AI Foundations services include Nvidia NeMo for building custom language text-to-text generative models; Picasso, a visual language model-making service for customers who want to build custom models trained with licensed or proprietary content; and BioNeMo, to help researchers in the $2 trillion drug discovery industry.
Huang announced an Adobe-Nvidia partnership to build a set of next-generation AI capabilities. Getty Images is collaborating with Nvidia to train responsible generative text-to-image and text-to-video foundation models. And Shutterstock is working with Nvidia to train a generative text-to-3D foundation model to simplify the creation of detailed 3D assets.
Nvidia invented accelerated computing for AI, including deep learning
Nvidia invented accelerated computing to solve problems that normal computers can’t, said Huang. “It requires full-stack invention from chips, systems, networking, acceleration libraries, to refactoring the applications.”

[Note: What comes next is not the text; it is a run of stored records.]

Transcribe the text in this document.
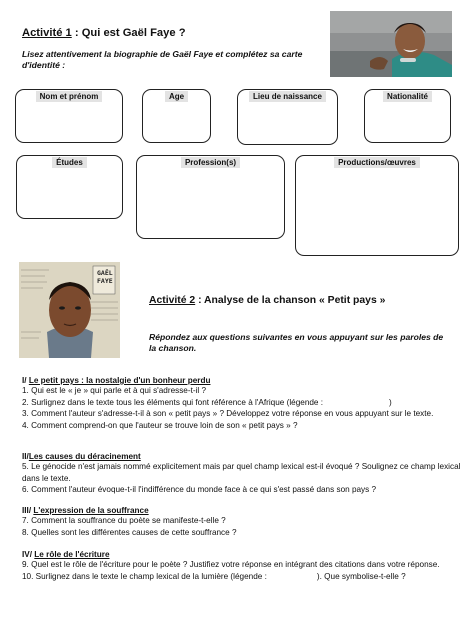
Activité 1 : Qui est Gaël Faye ?
Lisez attentivement la biographie de Gaël Faye et complétez sa carte d'identité :
Nom et prénom	Age	Lieu de naissance	Nationalité
Études	Profession(s)	Productions/œuvres
GAËL
FAYE
Activité 2 : Analyse de la chanson « Petit pays »
Répondez aux questions suivantes en vous appuyant sur les paroles de la chanson.
I/ Le petit pays : la nostalgie d'un bonheur perdu
1. Qui est le « je » qui parle et à qui s'adresse-t-il ?
2. Surlignez dans le texte tous les éléments qui font référence à l'Afrique (légende :                             )
3. Comment l'auteur s'adresse-t-il à son « petit pays » ? Développez votre réponse en vous appuyant sur le texte.
4. Comment comprend-on que l'auteur se trouve loin de son « petit pays » ?
II/Les causes du déracinement
5. Le génocide n'est jamais nommé explicitement mais par quel champ lexical est-il évoqué ? Soulignez ce champ lexical dans le texte.
6. Comment l'auteur évoque-t-il l'indifférence du monde face à ce qui s'est passé dans son pays ?
III/ L'expression de la souffrance
7. Comment la souffrance du poète se manifeste-t-elle ?
8. Quelles sont les différentes causes de cette souffrance ?
IV/ Le rôle de l'écriture
9. Quel est le rôle de l'écriture pour le poète ? Justifiez votre réponse en intégrant des citations dans votre réponse.
10. Surlignez dans le texte le champ lexical de la lumière (légende :                      ). Que symbolise-t-elle ?
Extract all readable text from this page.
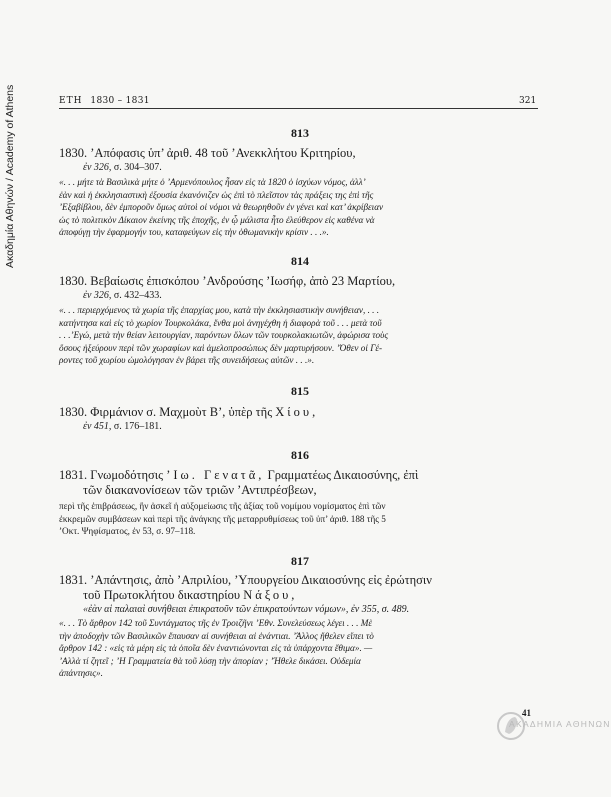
Ακαδημία Αθηνών / Academy of Athens	ΕΤΗ 1830 – 1831	321
813

1830. ’Απόφασις ὑπ’ ἀριθ. 48 τοῦ ’Ανεκκλήτου Κριτηρίου,

ἐν 326, σ. 304–307.

«. . . μήτε τὰ Βασιλικὰ μήτε ὁ ’Αρμενόπουλος ἦσαν εἰς τὰ 1820 ὁ ἰσχύων νόμος, ἀλλ’

ἐὰν καὶ ἡ ἐκκλησιαστικὴ ἐξουσία ἐκανόνιζεν ὡς ἐπὶ τὸ πλεῖστον τὰς πράξεις της ἐπὶ τῆς

’Εξαβίβλου, δὲν ἐμποροῦν ὅμως αὐτοὶ οἱ νόμοι νὰ θεωρηθοῦν ἐν γένει καὶ κατ’ ἀκρίβειαν

ὡς τὸ πολιτικὸν Δίκαιον ἐκείνης τῆς ἐποχῆς, ἐν ᾧ μάλιστα ἦτο ἐλεύθερον εἰς καθένα νὰ

ἀποφύγῃ τὴν ἐφαρμογήν του, καταφεύγων εἰς τὴν ὀθωμανικὴν κρίσιν . . .».

814

1830. Βεβαίωσις ἐπισκόπου ’Ανδρούσης ’Ιωσήφ, ἀπὸ 23 Μαρτίου,

ἐν 326, σ. 432–433.

«. . . περιερχόμενος τὰ χωρία τῆς ἐπαρχίας μου, κατὰ τὴν ἐκκλησιαστικὴν συνήθειαν, . . .

κατήντησα καὶ εἰς τὸ χωρίον Τουρκολάκα, ἔνθα μοὶ ἀνηγέχθη ἡ διαφορὰ τοῦ . . . μετὰ τοῦ

. . .’Εγώ, μετὰ τὴν θείαν λειτουργίαν, παρόντων ὅλων τῶν τουρκολακιωτῶν, ἀφώρισα τοὺς

ὅσους ἠξεύρουν περὶ τῶν χωραφίων καὶ ἀμελοπροσώπως δὲν μαρτυρήσουν. ’Όθεν οἱ Γέ-

ροντες τοῦ χωρίου ὡμολόγησαν ἐν βάρει τῆς συνειδήσεως αὐτῶν . . .».

815

1830. Φιρμάνιον σ. Μαχμοὺτ Β’, ὑπὲρ τῆς Χίου,

ἐν 451, σ. 176–181.

816

1831. Γνωμοδότησις ’Ιω. Γενατᾶ, Γραμματέως Δικαιοσύνης, ἐπὶ

τῶν διακανονίσεων τῶν τριῶν ’Αντιπρέσβεων,

περὶ τῆς ἐπιβράσεως, ἣν ἀσκεῖ ἡ αὐξομείωσις τῆς ἀξίας τοῦ νομίμου νομίσματος ἐπὶ τῶν

ἐκκρεμῶν συμβάσεων καὶ περὶ τῆς ἀνάγκης τῆς μεταρρυθμίσεως τοῦ ὑπ’ ἀριθ. 188 τῆς 5

’Οκτ. Ψηφίσματος, ἐν 53, σ. 97–118.

817

1831. ’Απάντησις, ἀπὸ ’Απριλίου, ’Υπουργείου Δικαιοσύνης εἰς ἐρώτησιν

τοῦ Πρωτοκλήτου δικαστηρίου Νάξου,

«ἐὰν αἱ παλαιαὶ συνήθειαι ἐπικρατοῦν τῶν ἐπικρατούντων νόμων», ἐν 355, σ. 489.

«. . . Τὸ ἄρθρον 142 τοῦ Συντάγματος τῆς ἐν Τροιζῆνι ’Εθν. Συνελεύσεως λέγει . . . Μὲ

τὴν ἀποδοχὴν τῶν Βασιλικῶν ἔπαυσαν αἱ συνήθειαι αἱ ἐνάντιαι. ’Άλλος ἤθελεν εἴπει τὸ

ἄρθρον 142 : «εἰς τὰ μέρη εἰς τὰ ὁποῖα δὲν ἐναντιώνονται εἰς τὰ ὑπάρχοντα ἔθιμα». —

’Αλλὰ τί ζητεῖ ; ’Η Γραμματεία θὰ τοῦ λύσῃ τὴν ἀπορίαν ; ’Ήθελε δικάσει. Οὐδεμία

ἀπάντησις».

41
ΑΚΑΔΗΜΙΑ ΑΘΗΝΩΝ
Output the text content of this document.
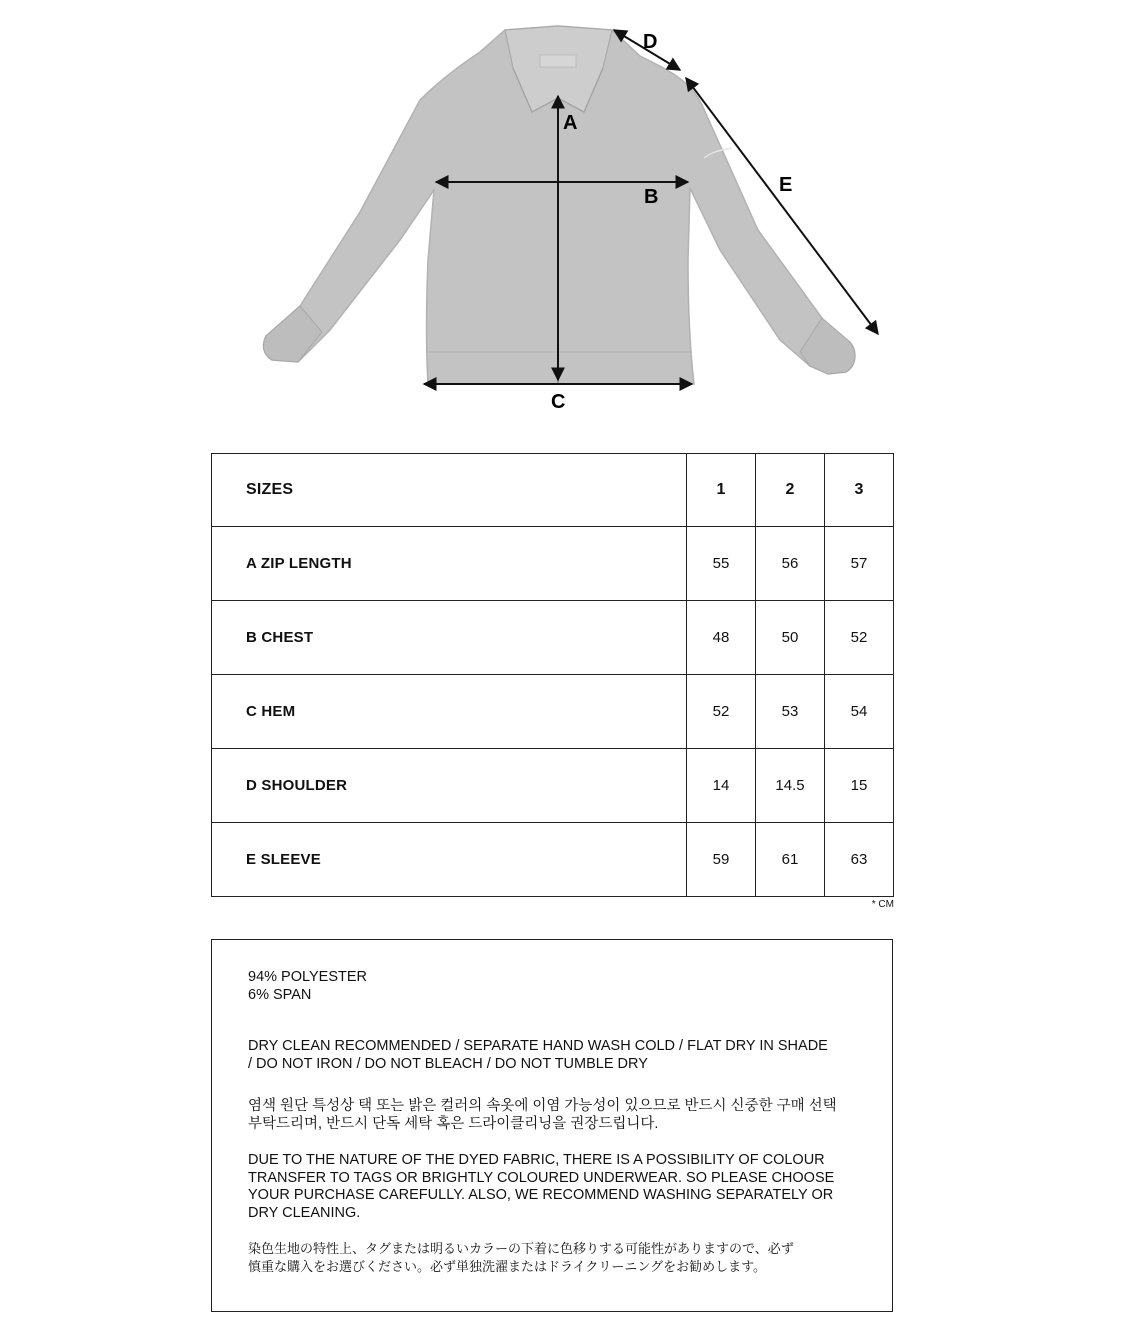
A
B
C
D
E
SIZES	1	2	3
A ZIP LENGTH	55	56	57
B CHEST	48	50	52
C HEM	52	53	54
D SHOULDER	14	14.5	15
E SLEEVE	59	61	63
* CM

94% POLYESTER

6% SPAN

DRY CLEAN RECOMMENDED / SEPARATE HAND WASH COLD / FLAT DRY IN SHADE
/ DO NOT IRON / DO NOT BLEACH / DO NOT TUMBLE DRY

염색 원단 특성상 택 또는 밝은 컬러의 속옷에 이염 가능성이 있으므로 반드시 신중한 구매 선택
부탁드리며, 반드시 단독 세탁 혹은 드라이클리닝을 권장드립니다.

DUE TO THE NATURE OF THE DYED FABRIC, THERE IS A POSSIBILITY OF COLOUR
TRANSFER TO TAGS OR BRIGHTLY COLOURED UNDERWEAR. SO PLEASE CHOOSE
YOUR PURCHASE CAREFULLY. ALSO, WE RECOMMEND WASHING SEPARATELY OR
DRY CLEANING.

染色生地の特性上、タグまたは明るいカラーの下着に色移りする可能性がありますので、必ず
慎重な購入をお選びください。必ず単独洗濯またはドライクリーニングをお勧めします。
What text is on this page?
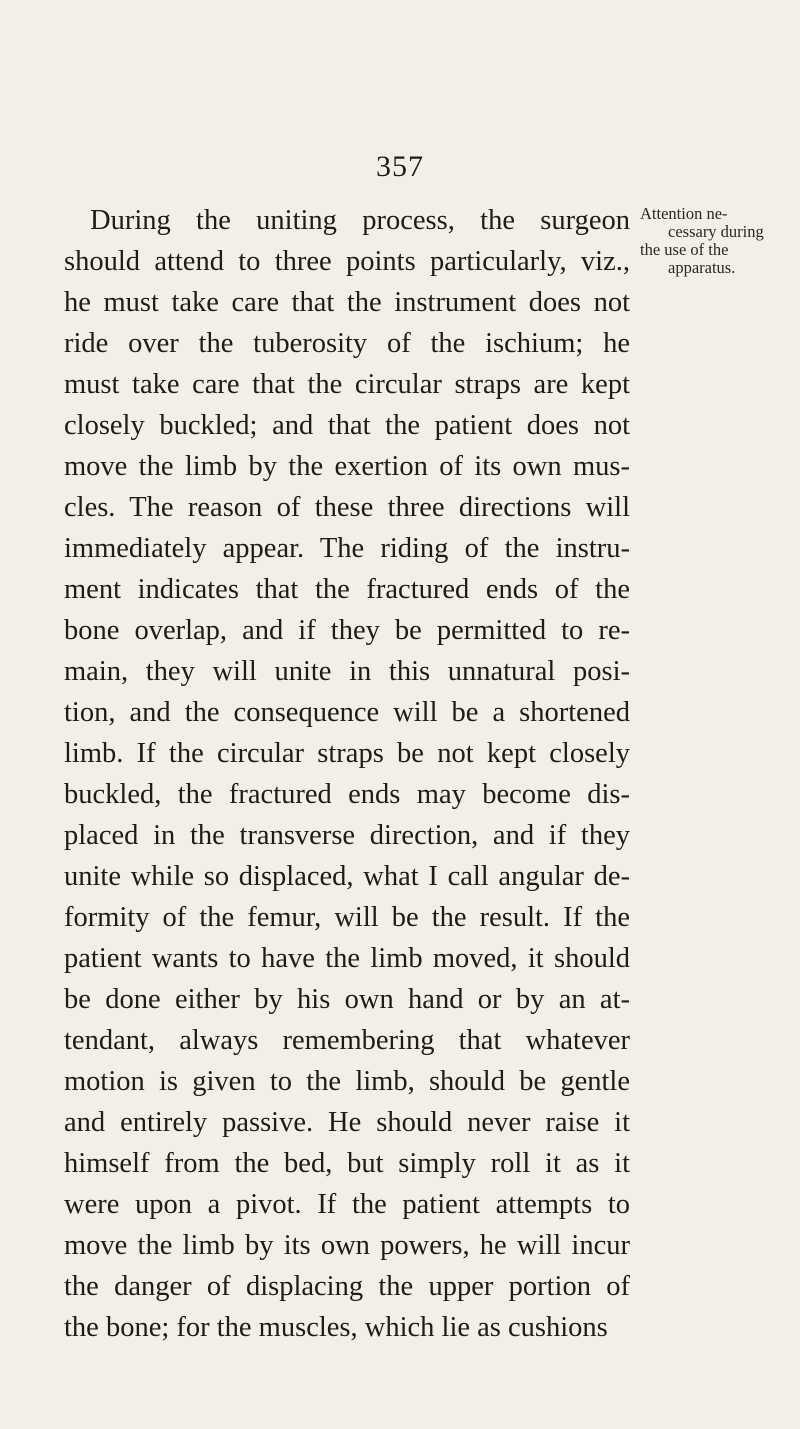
357
During the uniting process, the surgeon
should attend to three points particularly, viz.,
he must take care that the instrument does not
ride over the tuberosity of the ischium; he
must take care that the circular straps are kept
closely buckled; and that the patient does not
move the limb by the exertion of its own mus-
cles. The reason of these three directions will
immediately appear. The riding of the instru-
ment indicates that the fractured ends of the
bone overlap, and if they be permitted to re-
main, they will unite in this unnatural posi-
tion, and the consequence will be a shortened
limb. If the circular straps be not kept closely
buckled, the fractured ends may become dis-
placed in the transverse direction, and if they
unite while so displaced, what I call angular de-
formity of the femur, will be the result. If the
patient wants to have the limb moved, it should
be done either by his own hand or by an at-
tendant, always remembering that whatever
motion is given to the limb, should be gentle
and entirely passive. He should never raise it
himself from the bed, but simply roll it as it
were upon a pivot. If the patient attempts to
move the limb by its own powers, he will incur
the danger of displacing the upper portion of
the bone; for the muscles, which lie as cushions
Attention ne-
cessary during
the use of the
apparatus.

Each optimized stack, he explained, accelerates an application domain — from graphics, imaging and quantum physics to machine learning. “The application can enjoy incredible speed-up as well as scale-up across many computers. This enabled us to achieve a million X for many applications over the past decade,” he said.
The most famous application of Nvidia’s accelerated computing, he noted, was deep learning.
In 2012, Alex Krizhevsky, Ilya Sutskever and Geoffrey Hinton needed an insanely fast computer to train the AlexNet computer vision model. The researchers trained AlexNet, Huang explained, with 14 million images on GeForce GTX 580 processing and 262 quadrillion floating point operations. The trained model won the ImageNet challenge by a wide margin and, Huang said, “ignited the big bang of AI.”
A decade later, the Transformer model was invented and Sutskever, now at OpenAI, trained the GPT-3 large language model to predict the next word. 323 sextillion floating point operations were required to train GPT-3, Huang said — a million times more floating point operations than to train AlexNet.
“The result is ChatGPT, the AI heard around the world,” he said.